Al-Nusra said the station is an arm of the regime and the attack sought to make the station “taste from the cup of torture” and force every member of the regime to wonder: “When will my turn come?” The statement included photos of 11 men it said were kidnapped in the attack. Al-Ikhbariya is privately owned but often acts as a regime mouthpiece.Other attacks in the latest claim of responsibility include dozens of armed raids and bombings – including suicide bombings – in Syrian cities.

Little is known about Al-Nusra, although Western intelligence officials say it could be a front for a branch of Al Qaeda militants from Iraq operating in Syria. The group has claimed responsibility for a string of attacks in Syria, including suicide bombings, in the past.

Although the Syrian opposition disavows links to terror, the presence of Al Qaeda among the forces fighting to oust Assad is a serious complicating factor for the international powers that say they want to help the opposition without empowering extremists along the way.

The Syrian regime is dominated by members of the Alawite sect, which is an offshoot of Shiite Islam.
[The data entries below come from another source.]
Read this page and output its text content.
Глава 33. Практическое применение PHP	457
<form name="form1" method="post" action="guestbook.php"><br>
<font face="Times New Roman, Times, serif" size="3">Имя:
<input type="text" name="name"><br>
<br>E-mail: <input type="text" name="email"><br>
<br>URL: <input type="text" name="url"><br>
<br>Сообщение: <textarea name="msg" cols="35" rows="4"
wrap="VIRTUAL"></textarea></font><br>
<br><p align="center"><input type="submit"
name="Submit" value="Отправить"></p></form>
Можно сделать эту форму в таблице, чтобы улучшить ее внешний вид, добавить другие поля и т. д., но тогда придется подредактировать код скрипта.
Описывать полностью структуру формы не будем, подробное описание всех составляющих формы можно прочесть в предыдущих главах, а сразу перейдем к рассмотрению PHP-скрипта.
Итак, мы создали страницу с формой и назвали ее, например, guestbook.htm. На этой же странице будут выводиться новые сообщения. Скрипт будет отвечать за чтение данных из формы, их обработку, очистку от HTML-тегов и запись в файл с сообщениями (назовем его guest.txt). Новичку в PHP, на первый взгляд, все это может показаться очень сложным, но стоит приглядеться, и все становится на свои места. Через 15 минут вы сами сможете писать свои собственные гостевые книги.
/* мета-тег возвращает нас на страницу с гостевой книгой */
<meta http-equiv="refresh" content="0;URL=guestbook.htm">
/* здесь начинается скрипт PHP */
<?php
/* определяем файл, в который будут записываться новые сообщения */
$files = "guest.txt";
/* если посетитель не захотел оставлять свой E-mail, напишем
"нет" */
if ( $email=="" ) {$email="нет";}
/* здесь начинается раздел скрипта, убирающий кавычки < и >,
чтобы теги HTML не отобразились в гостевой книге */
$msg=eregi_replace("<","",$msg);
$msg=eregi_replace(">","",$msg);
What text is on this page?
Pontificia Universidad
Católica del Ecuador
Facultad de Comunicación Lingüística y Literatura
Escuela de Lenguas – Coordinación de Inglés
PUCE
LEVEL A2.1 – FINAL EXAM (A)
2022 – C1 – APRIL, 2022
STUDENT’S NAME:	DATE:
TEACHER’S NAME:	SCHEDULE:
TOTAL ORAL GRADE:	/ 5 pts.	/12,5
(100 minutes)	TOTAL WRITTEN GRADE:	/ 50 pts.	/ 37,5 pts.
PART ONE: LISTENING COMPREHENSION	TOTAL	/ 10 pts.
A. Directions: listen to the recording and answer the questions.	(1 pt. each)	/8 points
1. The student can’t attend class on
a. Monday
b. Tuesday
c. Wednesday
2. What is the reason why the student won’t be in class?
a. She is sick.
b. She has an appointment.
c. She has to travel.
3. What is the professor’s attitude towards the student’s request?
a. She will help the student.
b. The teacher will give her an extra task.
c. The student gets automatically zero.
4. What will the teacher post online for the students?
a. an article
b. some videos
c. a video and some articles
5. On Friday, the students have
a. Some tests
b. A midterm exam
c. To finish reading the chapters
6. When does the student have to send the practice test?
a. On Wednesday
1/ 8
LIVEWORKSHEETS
Sunnis make up most of the population of 22 million and are the backbone of the opposition (see – Shiite Arc).

Assad has been able to count on backing from powerful allies like Russia and Iran. On Wednesday, Iranian President Mahmoud Ahmadinejad said Syrians should decide their own fate. According to his Internet website, Ahmadinejad told the visiting speaker of the Syrian parliament that others must not impose their will on Syria.

More than 14,000 people have been killed since the Syrian uprising began, according to activists. Despite global outrage over the crackdown by the Assad regime, the international response has been focused entirely on diplomacy and sanctions as the violence escalates (see also – SYRIAN 2011 UNREST).

Military intervention has been all but ruled out in Syria for now, in part because the conflict has so much potential for escalation. Damascus has strong allegiances to powerful forces including Lebanon’s Hizbullah and Shiite powerhouse Iran.

The opposition, n Syria is in disarray. A key meeting of different opposition groups in Cairo concluded Tuesday with only general agreements on a transitional period and the character of the post-Assad state. They failed to create a unified leadership and papered over many other key differences.